Dianne Robertson said the Mission is noticing a whole new class of people needing help this festive season.
"We're
seeing thousands more people coming through our doors asking
for help."
She cites the case of a woman with 3 young
children whose husband was made redundant eight weeks ago.
They had to move out of their home.
They had "nothing
for Christmas, nothing for extras and really struggling, and
yet a year ago they were doing OK."
So much, Mr Key and Mr English, for taking sharp edges off the recession.
It's time the uplift in the world economy and the benefits it brings for the New Zealand economy was shared more fairly with ordinary hardworking Kiwis who are really struggling to make ends meet.
It's about jobs, it's about ensuring that people's incomes don't fall behind the cost of living, it's about not destroying valuable services like Adult and Community Education, Accident Compensation, help for severely disabled kids which Mrs Tolley has cut.
It's about the need for this Government to govern for all New Zealanders and not just the privileged and the wealthy elite.

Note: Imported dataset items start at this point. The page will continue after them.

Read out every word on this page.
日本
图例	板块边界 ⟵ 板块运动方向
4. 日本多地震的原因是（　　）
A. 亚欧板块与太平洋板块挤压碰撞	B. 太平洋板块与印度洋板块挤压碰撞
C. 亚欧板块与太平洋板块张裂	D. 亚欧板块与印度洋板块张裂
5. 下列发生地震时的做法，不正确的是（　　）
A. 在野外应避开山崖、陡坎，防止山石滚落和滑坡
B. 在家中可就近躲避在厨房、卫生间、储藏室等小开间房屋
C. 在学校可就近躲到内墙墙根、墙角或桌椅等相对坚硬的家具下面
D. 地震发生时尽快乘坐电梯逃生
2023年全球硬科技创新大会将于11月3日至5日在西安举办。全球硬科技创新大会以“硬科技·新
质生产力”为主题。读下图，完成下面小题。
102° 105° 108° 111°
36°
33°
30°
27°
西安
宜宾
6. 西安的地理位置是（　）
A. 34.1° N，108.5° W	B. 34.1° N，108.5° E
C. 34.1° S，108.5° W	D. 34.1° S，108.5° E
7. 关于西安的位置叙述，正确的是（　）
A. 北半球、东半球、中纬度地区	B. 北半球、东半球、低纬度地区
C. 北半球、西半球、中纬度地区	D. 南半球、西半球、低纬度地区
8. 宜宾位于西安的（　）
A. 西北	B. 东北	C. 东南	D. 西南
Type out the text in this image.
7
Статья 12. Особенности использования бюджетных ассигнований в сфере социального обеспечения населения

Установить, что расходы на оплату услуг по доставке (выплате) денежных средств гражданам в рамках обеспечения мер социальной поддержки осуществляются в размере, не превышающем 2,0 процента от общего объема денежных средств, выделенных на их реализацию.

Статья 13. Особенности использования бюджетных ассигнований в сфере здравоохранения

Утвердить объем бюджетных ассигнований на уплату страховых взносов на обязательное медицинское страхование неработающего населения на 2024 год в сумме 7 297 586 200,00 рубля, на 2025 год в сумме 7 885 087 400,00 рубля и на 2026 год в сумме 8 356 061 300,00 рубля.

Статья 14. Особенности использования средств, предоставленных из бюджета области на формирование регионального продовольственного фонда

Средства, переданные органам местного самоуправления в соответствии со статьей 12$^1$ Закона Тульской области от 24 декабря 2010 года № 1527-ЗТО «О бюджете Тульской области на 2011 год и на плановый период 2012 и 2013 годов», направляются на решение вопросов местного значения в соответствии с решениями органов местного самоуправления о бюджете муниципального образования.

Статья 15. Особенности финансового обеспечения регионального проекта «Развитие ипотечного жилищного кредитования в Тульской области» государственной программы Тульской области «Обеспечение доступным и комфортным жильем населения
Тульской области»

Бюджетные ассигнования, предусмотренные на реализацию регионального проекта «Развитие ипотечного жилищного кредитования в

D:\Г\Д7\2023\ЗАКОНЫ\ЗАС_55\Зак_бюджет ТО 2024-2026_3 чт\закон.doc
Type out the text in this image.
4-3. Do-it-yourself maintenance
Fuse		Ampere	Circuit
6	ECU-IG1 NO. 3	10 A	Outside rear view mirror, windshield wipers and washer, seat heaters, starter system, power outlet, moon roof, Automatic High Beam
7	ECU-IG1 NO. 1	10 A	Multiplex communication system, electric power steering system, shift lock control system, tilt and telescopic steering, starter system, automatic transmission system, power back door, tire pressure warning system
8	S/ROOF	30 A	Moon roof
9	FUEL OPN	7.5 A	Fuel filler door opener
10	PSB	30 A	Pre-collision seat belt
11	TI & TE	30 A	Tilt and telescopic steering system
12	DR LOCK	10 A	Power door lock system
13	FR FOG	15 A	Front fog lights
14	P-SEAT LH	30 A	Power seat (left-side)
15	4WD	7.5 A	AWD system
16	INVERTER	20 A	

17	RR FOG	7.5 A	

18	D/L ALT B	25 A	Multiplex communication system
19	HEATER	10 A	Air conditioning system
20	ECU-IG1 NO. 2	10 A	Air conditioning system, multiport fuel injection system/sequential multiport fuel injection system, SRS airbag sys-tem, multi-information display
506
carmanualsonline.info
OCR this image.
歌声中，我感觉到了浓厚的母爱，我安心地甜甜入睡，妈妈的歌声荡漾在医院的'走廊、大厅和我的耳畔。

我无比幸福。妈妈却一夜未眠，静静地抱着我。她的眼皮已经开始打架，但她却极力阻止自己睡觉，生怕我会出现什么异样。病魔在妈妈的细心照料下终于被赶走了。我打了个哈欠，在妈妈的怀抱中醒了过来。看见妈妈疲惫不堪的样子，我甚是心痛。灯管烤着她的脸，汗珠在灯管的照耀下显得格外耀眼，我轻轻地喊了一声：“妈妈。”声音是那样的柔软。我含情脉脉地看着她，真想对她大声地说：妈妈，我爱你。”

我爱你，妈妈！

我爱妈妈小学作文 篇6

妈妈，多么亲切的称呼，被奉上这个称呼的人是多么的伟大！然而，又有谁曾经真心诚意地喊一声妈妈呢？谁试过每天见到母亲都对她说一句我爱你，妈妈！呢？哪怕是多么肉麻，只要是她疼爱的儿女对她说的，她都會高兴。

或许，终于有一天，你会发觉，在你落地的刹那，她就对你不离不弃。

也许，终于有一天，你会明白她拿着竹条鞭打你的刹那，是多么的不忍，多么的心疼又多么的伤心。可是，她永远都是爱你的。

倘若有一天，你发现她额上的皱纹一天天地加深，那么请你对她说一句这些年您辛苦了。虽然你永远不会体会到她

Finally, Mr Speaker, can I offer Parliamentary
staff a thank you and best wishes for the coming festive
season.
Can I thank you, Mr Speaker, and your Office for
the role your Office has played, the Clerk's Office, the
Hansard reporters, the security staff and the messengers,
Bellamy's and the cleaning staff, without all of whom this
place could not function.
I would also like to acknowledge our executive, media, research, clerical and electorate office staff. They work hard and professionally.
Forgive
us if sometimes we fail sufficiently to acknowledge our
appreciation.
Last but not least I thank the spouses and
families of parliamentarians.
They pay the price for our
chosen careers – the absence of their partners and parents
when often they are needed at home, and the intrusion into
their lives of the very public nature of what we do.
To all colleagues, your families and staff at Parliament, I wish you a merry Christmas, a relaxing and enjoyable summer and a healthy, happy, and prosperous New Year.